What if cancer is pointing to a lifetime of underlying disease that culminated in tumours – processed food, artificial sweeteners, toxic environments, lack of sleep, lack of sunlight, pesticides, microwaves, electro-magnetic radiation, drugs, growth hormones, chlorinated water, dehydration, smoking, sugar, stress, internalised conflict, unacknowledged fear, festering resentment and imprisoned grief?

What if cancer eventually resists the drugs because all the factors that contributed to its existence are still in play, unnoticed and neglected, secretly building their muscles in an invisible gym while we pop a pill and continue life as normal? What if my job is not to rely on a drug that can extend my life for a short period of time, but to uproot the weeds that wither my leaves and poison the seeds of my freedom? To make it hard, even impossible, for my cancer to fight back?

This is the role I have chosen to take on – the unequivocal restoration of my physical, emotional and spiritual well being. Nothing less. I can’t ask more of myself so there’s no point scaring myself. My fear isn’t caused by cancer. It is caused by the meanings I give cancer and the meanings I place on not having nose bleeds, sore lips and an itchy back, or simply feeling gloriously healthy for a day.  Fear feeds cancer, not the other way around.

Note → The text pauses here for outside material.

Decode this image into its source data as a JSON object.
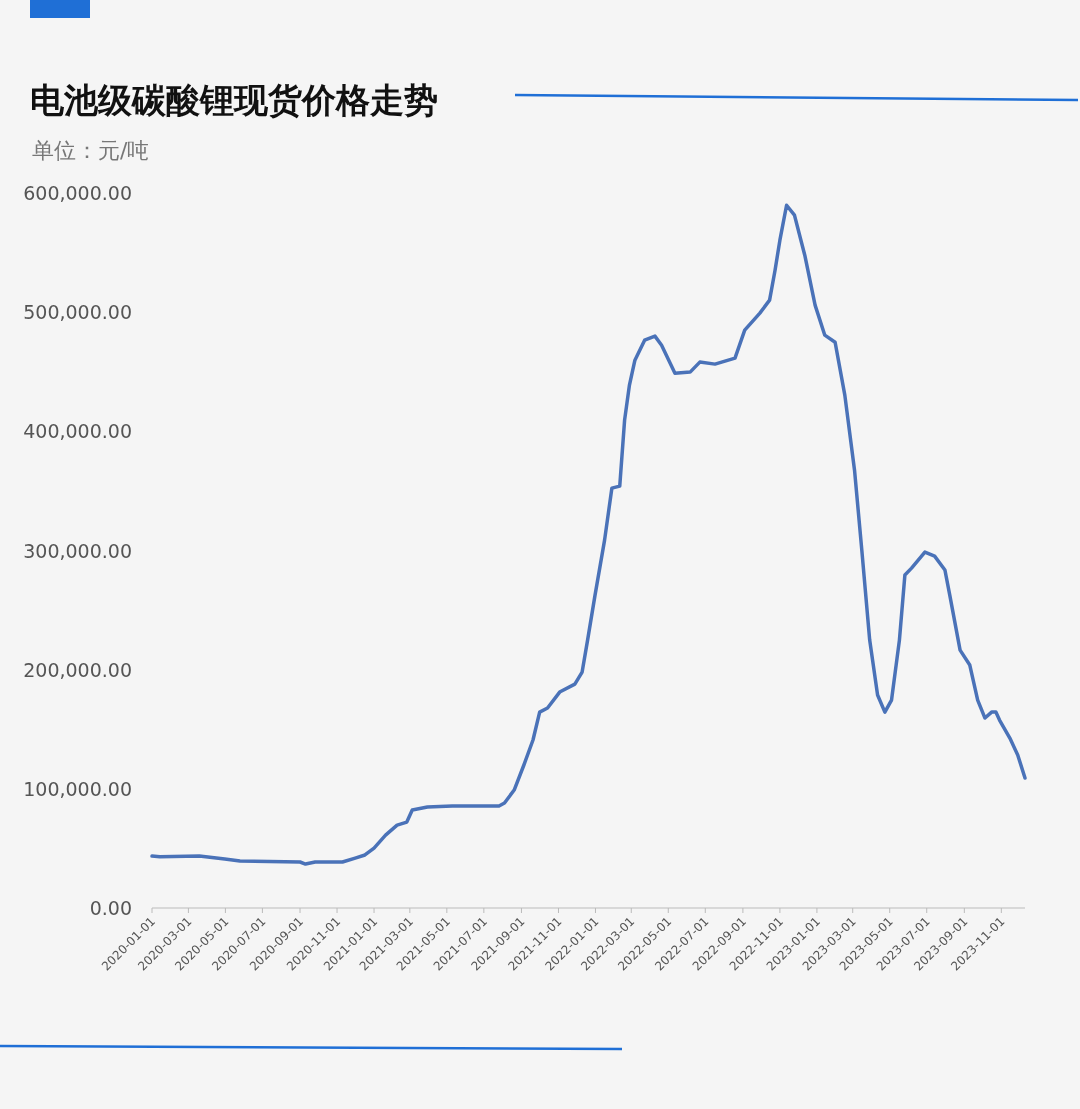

So I don’t want to join ‘the war on cancer’ by treating it as an evil enemy or even as a killer disease. If I do that then I can’t lean in and listen to its healing whispers or walk beside it while it unveils its tangled roots in my untended garden. I might not notice the blackened wood where my fire had gone out or the last wave on the beach before the sun sank into the ocean on some sorrowful yesterday. On this website learn where to purchase Cialis (Tadalafil) online. I might build my defences so high I can’t see any carved images on the cave walls of my cancerous history. I might miss the story it has gone to so much trouble to tell me and the rope it is letting down to my dinghy.  I might not notice the seed of a healthier life it pressed into my palm when I held its hand in mine.